Seems relevant here.

Bill Miller 3Q 2021 Market Letter

When I am asked what I worry about in the market, the answer usually is “nothing”, because everyone else in the market seems to spend an inordinate amount of time worrying, and so all of the relevant worries seem to be covered. My worries won’t have any impact except to detract from something much more useful, which is trying to make good long-term investment decisions.
 
Waiting on the CCP and others like OPEC to drop the dollar as reserve currency. America will be down for the count. Unbelievable hubris.."I sittith as a Queen"

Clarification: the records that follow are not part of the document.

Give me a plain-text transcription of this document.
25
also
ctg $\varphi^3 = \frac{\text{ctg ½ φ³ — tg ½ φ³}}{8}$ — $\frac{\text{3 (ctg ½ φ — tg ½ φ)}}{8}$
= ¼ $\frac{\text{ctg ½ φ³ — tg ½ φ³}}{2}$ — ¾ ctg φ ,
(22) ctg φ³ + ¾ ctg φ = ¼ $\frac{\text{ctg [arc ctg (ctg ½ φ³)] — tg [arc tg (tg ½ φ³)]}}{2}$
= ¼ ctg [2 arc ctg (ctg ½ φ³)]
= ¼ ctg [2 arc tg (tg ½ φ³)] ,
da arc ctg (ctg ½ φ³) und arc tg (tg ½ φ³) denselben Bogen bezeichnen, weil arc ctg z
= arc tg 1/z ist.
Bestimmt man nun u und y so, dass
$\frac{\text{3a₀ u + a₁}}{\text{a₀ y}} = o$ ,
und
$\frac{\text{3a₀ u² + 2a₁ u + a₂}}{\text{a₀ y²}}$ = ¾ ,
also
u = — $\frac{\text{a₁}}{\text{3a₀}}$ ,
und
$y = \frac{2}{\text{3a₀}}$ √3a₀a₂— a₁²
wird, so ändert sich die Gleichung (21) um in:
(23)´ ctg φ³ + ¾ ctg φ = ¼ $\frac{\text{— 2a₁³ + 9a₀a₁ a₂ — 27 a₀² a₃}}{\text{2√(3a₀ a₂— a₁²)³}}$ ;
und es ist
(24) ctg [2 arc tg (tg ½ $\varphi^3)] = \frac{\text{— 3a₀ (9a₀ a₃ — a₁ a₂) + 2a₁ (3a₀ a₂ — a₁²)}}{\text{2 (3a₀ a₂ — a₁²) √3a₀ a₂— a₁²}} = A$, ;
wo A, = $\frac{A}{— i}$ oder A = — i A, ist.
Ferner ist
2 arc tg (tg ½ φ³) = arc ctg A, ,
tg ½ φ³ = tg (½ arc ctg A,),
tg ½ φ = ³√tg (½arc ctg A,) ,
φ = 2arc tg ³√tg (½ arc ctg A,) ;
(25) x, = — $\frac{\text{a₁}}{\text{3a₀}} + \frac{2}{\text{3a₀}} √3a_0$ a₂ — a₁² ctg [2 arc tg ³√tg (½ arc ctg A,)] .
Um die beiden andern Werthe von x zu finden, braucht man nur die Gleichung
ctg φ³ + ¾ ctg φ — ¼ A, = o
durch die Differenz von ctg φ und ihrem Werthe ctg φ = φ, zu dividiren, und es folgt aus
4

China would be hurting themselves by ramping up an economic war with the US. They don’t have the internal natural resources to support themselves. They’d starve their population without the agriculture from the Western countries. They benefit from the US military enabling free shipping channels that they depend on being safe. China also gets to exploit US consumers to turbo charge their economy. The US needs strong leadership to stand up against the criminal CCP. Instead we have Hunter’s Dad and hypocrites owned by Big Tech. Strong leadership could also make the US energy independent and OPEC irrelevant.